• Rue89: Les banquiers et traders de Wall Street, potentiels « indignés » ?

    Rue89: Les banquiers et traders de Wall Street, potentiels « indignés » ?

    Article original: http://www.rue89.com/2011/10/19/les-banquiers-et-traders-de-wall-street-potentiels-indignes-225692

    Provocation, mépris, conciliation : les travailleurs de Wall Street jettent un regard mitigé sur les « indignés » du mouvement « Occupy Wall Street ».


    Un « indigné » porte une veste avec un écusson « Occupy Wall Street » à Zuccotti Park, près de Wall Street, le 19 octobre 2011 (Lucas Jackson/Reuters)
     

     

    (De New York) Face aux indignés d’« Occupy Wall Street », le monde de la finance a offert plusieurs visages :

    • l’humour  : depuis début octobre, deux individus qui se décrivent comme des banquiers d’affaires sont à l’origine de l’initiative « Occupy Wall Street » pour faire valoir le point de vue du pourcentage le plus riche de la population américaine contre les 99% que les manifestants prétendent incarner ;
    • la conciliation : c’est la posture de Vikram Pandit, PDG de la banque américaine Citigroup. Il a déclaré le 8 octobre dernier lors d »un entretien avec le magazine Fortune :

    « Le sentiment [des manifestants] est tout à fait compréhensible. La relance économique n’est pas celle que nous attendions. Il y a nombre de personnes dans notre pays qui ne peuvent pas réussir ce qu’ils veulent faire et cela n’est pas une bonne situation. »

    • la provocation : début octobre, des employés du Chicago Board of Trade bien inspirés ont collé sur leurs fenêtres des pancartes clamant fièrement « Nous sommes le 1% ». Dehors, des manifestants donnaient de la voix.
    • l’amusement teinté d’un certain mépris : telle est l’attitude d’une poignée de New Yorkais endimanchés qui ont regardé, du haut du balcon de Cipriani Wall Street (salle de réception), une coupe de champagne à la main, défiler la horde de manifestants en contrebas.

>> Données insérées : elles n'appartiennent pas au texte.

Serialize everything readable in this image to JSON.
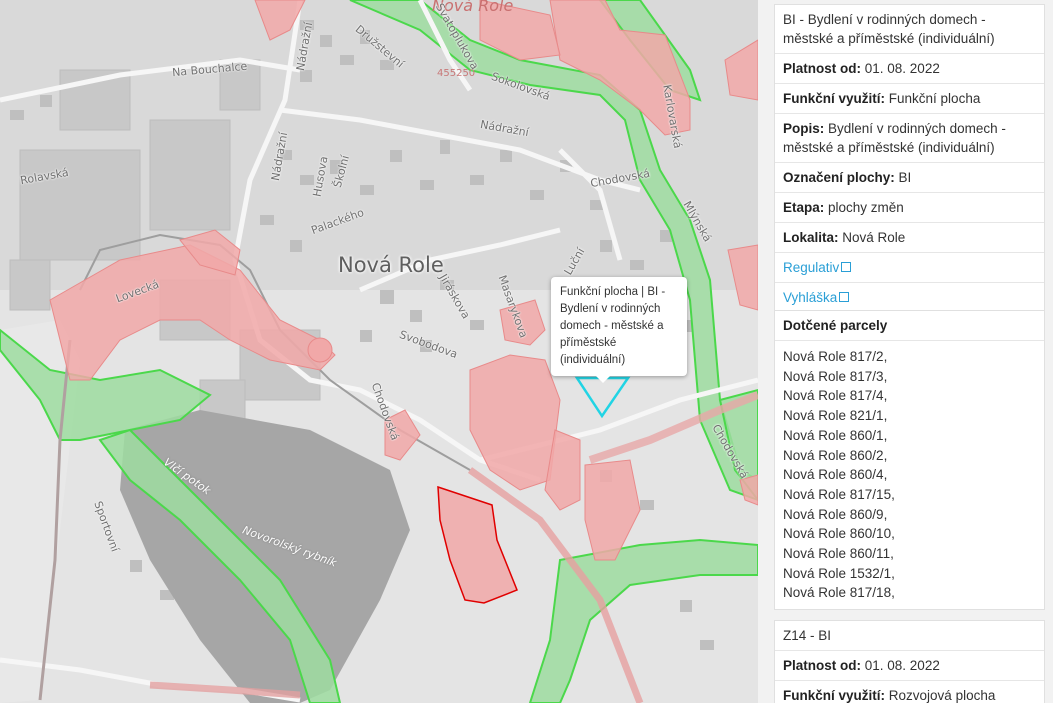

    « Des bébés pleurnichards »

    Depuis le début du mouvement « Occupy Wall Street » il y a un peu plus d’un mois à New York, la voix des banquiers, traders et autres artisans de la finance mondiale est restée relativement absente des débats. Pourtant, les « wall streeters » en parlent, assurent certains d’entre eux en privé.

    Les réactions glanées aux abords des institutions financières sont diverses : un employé d’une agence de notation taxe les manifestants de « bébés pleurnichards jaloux de ne pas pouvoir travailler à Wall Street », tandis qu’un chef de projet dans une grande banque d’investissement les voit comme « les porte-voix d’un mécontentement profond ».

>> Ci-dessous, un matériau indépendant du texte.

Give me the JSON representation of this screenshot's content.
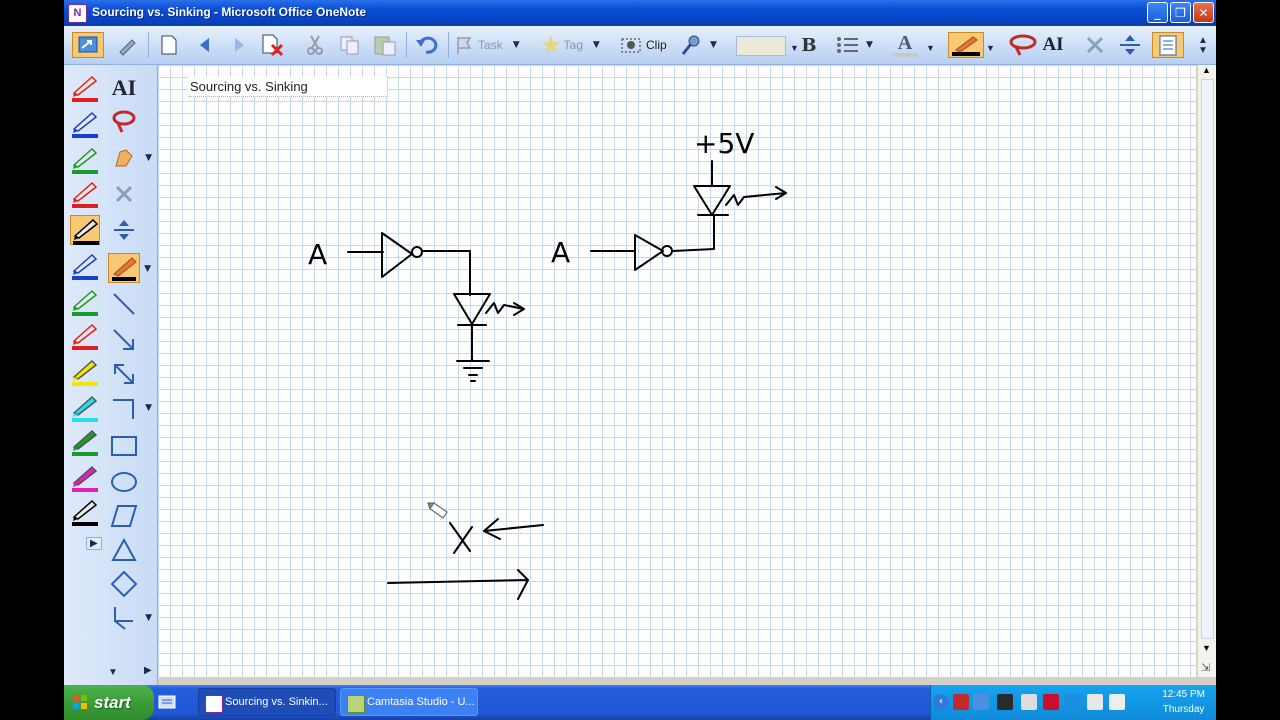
{
  "window": {
    "title": "Sourcing vs. Sinking - Microsoft Office OneNote",
    "controls": [
      "minimize",
      "maximize",
      "close"
    ]
  },
  "toolbar": {
    "task_label": "Task",
    "tag_label": "Tag",
    "clip_label": "Clip",
    "bold_label": "B",
    "text_label": "A"
  },
  "page": {
    "title": "Sourcing vs. Sinking",
    "ink_labels": [
      "A",
      "A",
      "+5V"
    ]
  },
  "taskbar": {
    "start_label": "start",
    "tasks": [
      {
        "label": "Sourcing vs. Sinkin...",
        "active": true
      },
      {
        "label": "Camtasia Studio - U...",
        "active": false
      }
    ],
    "clock_time": "12:45 PM",
    "clock_day": "Thursday"
  },
  "colors": {
    "titlebar": "#0a4fd6",
    "toolbar": "#c8dcf6",
    "grid": "#c6d8ee",
    "taskbar": "#245edb",
    "start": "#379a35",
    "highlight": "#f8c873"
  },
  "icons": {
    "toolbar": [
      "view-icon",
      "pen-tool-icon",
      "new-page-icon",
      "back-icon",
      "forward-icon",
      "delete-icon",
      "cut-icon",
      "copy-icon",
      "paste-icon",
      "undo-icon",
      "task-flag-icon",
      "tag-star-icon",
      "screen-clip-icon",
      "audio-icon",
      "bullets-icon",
      "font-color-icon",
      "pen-icon",
      "lasso-icon",
      "insert-space-icon",
      "eraser-icon",
      "notebook-icon"
    ],
    "pens": [
      "red-pen",
      "blue-pen",
      "green-pen",
      "red-pen",
      "black-pen",
      "blue-pen",
      "green-pen",
      "red-pen",
      "yellow-highlighter",
      "cyan-highlighter",
      "green-highlighter",
      "magenta-highlighter",
      "black-pen"
    ]
  }
}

    Josh Brown, conseiller financier et auteur du blog à succès The Reformed Broker, confie :

    « Wall Street voit un groupe de manifestants pas tous d’accord entre eux. Les banquiers ne sont pas sûrs s’ils doivent en rire ou les prendre au sérieux. Il y a beaucoup de prudence. »

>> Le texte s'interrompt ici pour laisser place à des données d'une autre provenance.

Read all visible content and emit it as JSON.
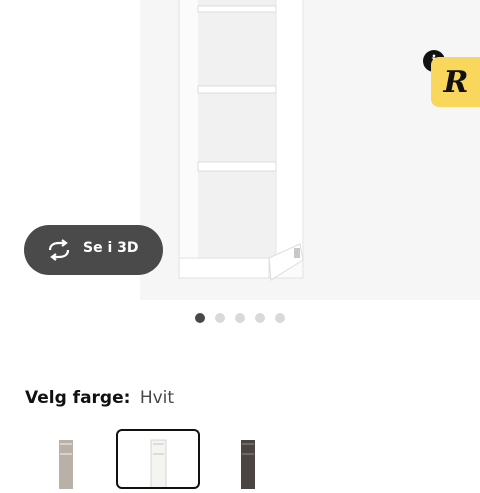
{
  "gallery": {
    "view3d_label": "Se i 3D",
    "view3d_icon": "rotate-3d-icon",
    "dot_count": 5,
    "active_dot": 1
  },
  "badge": {
    "letter": "R",
    "info_label": "i",
    "color": "#f9d65c"
  },
  "color_selector": {
    "label": "Velg farge:",
    "selected": "Hvit",
    "swatches": [
      {
        "color": "#b8b0a8",
        "selected": false
      },
      {
        "color": "#f3f3f0",
        "selected": true
      },
      {
        "color": "#4a4542",
        "selected": false
      }
    ]
  }
}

    Désespoir dans les banques

    Les avis sont d’autant plus partagés que Wall Street est loin d’être le bloc uniforme qu’on aimerait qu’il soit. Dans les rues étroites du quartier d’affaires cohabite une myriade de professions, de sensibilités politiques et de parcours personnels.

    Puis, Wall Street ne fait pas la fière. Selon le dernier rapport annuel du contrôleur des finances de l’Etat de New York sur l’état de l’industrie financière, les profits des grands noms du secteur devraient dégringoler d’un tiers en 2011 par rapport à 2010.

    Conséquence : des bonus en chute libre et 10 000 emplois supprimés sur Wall Street d’ici 2012. Ce qui portera à 32 000 le nombre de suppressions d’emplois sur la place financière depuis 2008.

    Le blogueur et conseiller financier Josh Brown poursuit :

    « Il y a un état de désespoir dans les banques. Les banquiers d’affaires et les traders se disent : “Je suis diplômé d’un établissement de l”Ivy League, je travaille dix-huit heures par jour pour rembourser mes dettes, on me doit beaucoup d’argent et cela ne va pas se produire. » »

    Une culture incompatible avec la révolte

    De quoi créer un terreau favorable pour un improbable dialogue entre Wall Street et ses détracteurs ? Le trader rejoindra-t-il l’indigné dans un même ras-le-bol du système ?

    Pas si vite, prévient Karen Ho. Cette anthropologue à l’université du Minnesota a publié en 2009 une étude ethnographique unique nommée « Liquidated » sur les banquiers d’affaires et les traders de Wall Street. Selon elle, les licenciements ne mettront pas le feu aux poudres car ils font partie intégrante de la culture de Wall Street :

    « L’insécurité de l’emploi fait partie de la culture institutionnelle de Wall Street. Dans les banques, les départements vont et viennent avec les évolutions du marché. Quand il y un ralentissement, un département dans son ensemble peut-être supprimé et recomposé l’année suivante.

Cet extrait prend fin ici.